The Introduction is dated July 28, 1965, and was written in Lake Como, PA. That’s where YU has its summer camp, Camp Morasha. It’s a very romantic setting. Appropriate.
By 1980, this book had gone through five editions and been translated into numerous languages, Rabbi Lamm had a major impact on the conversation about sex, dating, marriage and TAHARAT HAMISHPACHA, Laws of Family Purity, however, Rav Tendler’s book had more material on the Jewish law.

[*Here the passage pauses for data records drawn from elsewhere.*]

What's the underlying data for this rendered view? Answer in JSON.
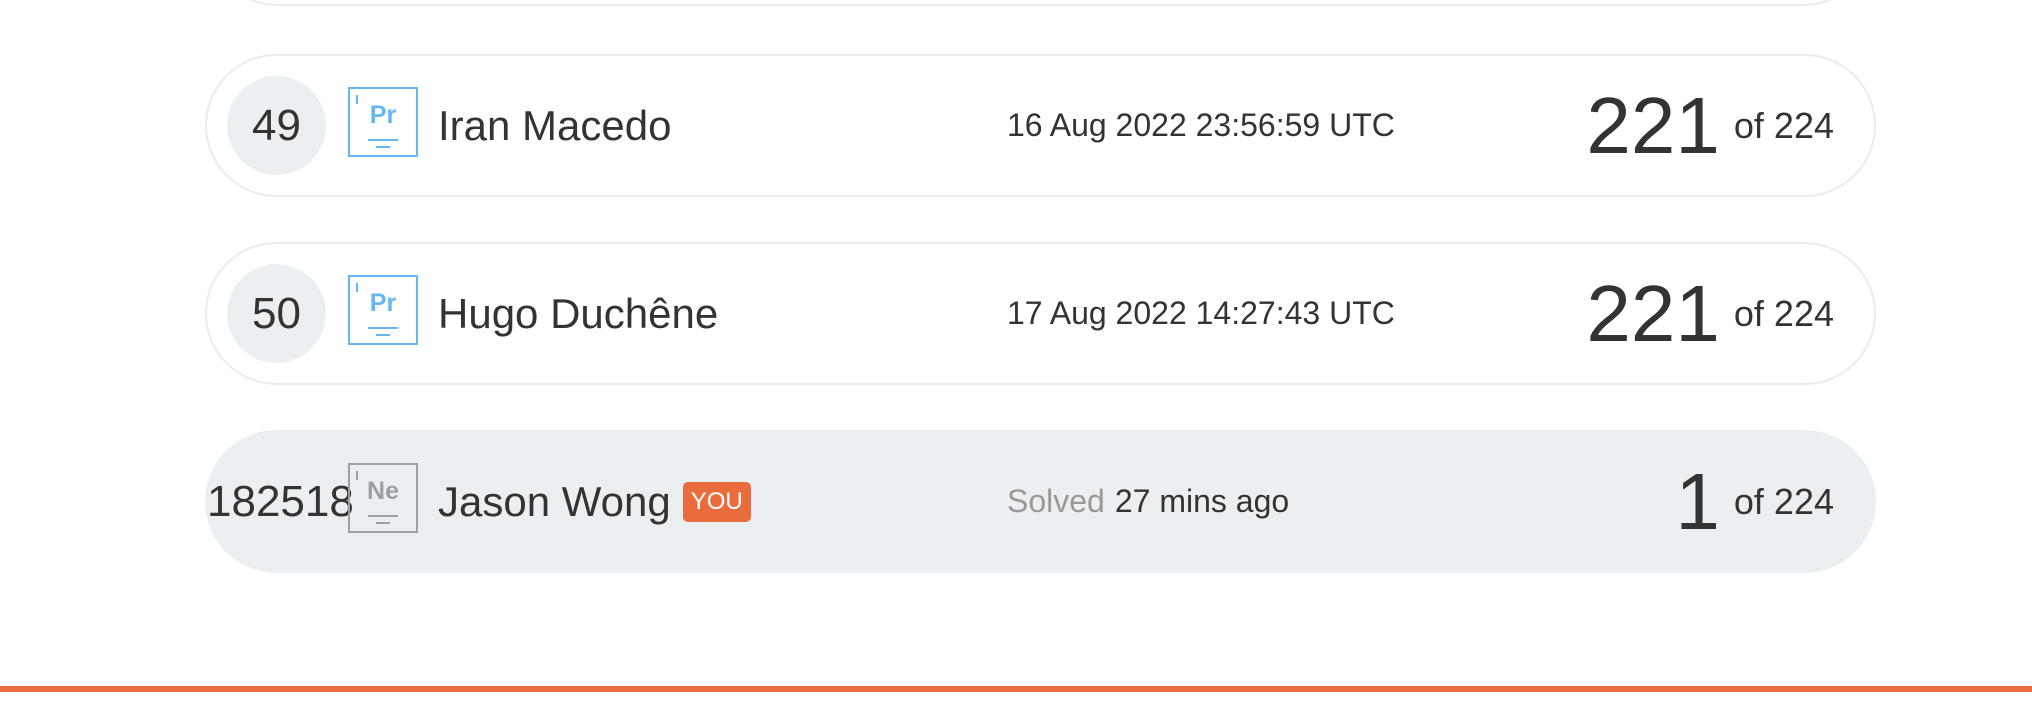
{
  "leaderboard": {
    "rows": [
      {
        "rank": "49",
        "badge": "Pr",
        "name": "Iran Macedo",
        "time": "16 Aug 2022 23:56:59 UTC",
        "score": "221",
        "total": "of 224"
      },
      {
        "rank": "50",
        "badge": "Pr",
        "name": "Hugo Duchêne",
        "time": "17 Aug 2022 14:27:43 UTC",
        "score": "221",
        "total": "of 224"
      }
    ],
    "current_user": {
      "rank": "182518",
      "badge": "Ne",
      "name": "Jason Wong",
      "you_label": "YOU",
      "time_prefix": "Solved",
      "time": "27 mins ago",
      "score": "1",
      "total": "of 224"
    }
  },
  "colors": {
    "accent": "#ea6c3c",
    "badge_blue": "#64b8ef",
    "badge_grey": "#9aa0a4",
    "highlight_row": "#eceff1"
  }
}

When I was an advisor in YU’s Torah Leadership Seminar (Summer and Winter, 1971), and after that in NCSY, the topic of NEGI’A, affectionate touching of the opposite sex, was always discussed. The teenagers, mostly from public school, wanted to know the sexual boundaries within Jewish Law. This hadn’t been true when I was growing up. Before my bar mitzva (1963), my father OB”M gave me a book on the ‘birds and the bees’, and that was that. The 60’s changed all that forever, and Rabbis Lamm and Tendler were a major influence on that discussion in Jewish circles.
The taboo had become commonplace, and it was these two books which informed the conversation for my generation.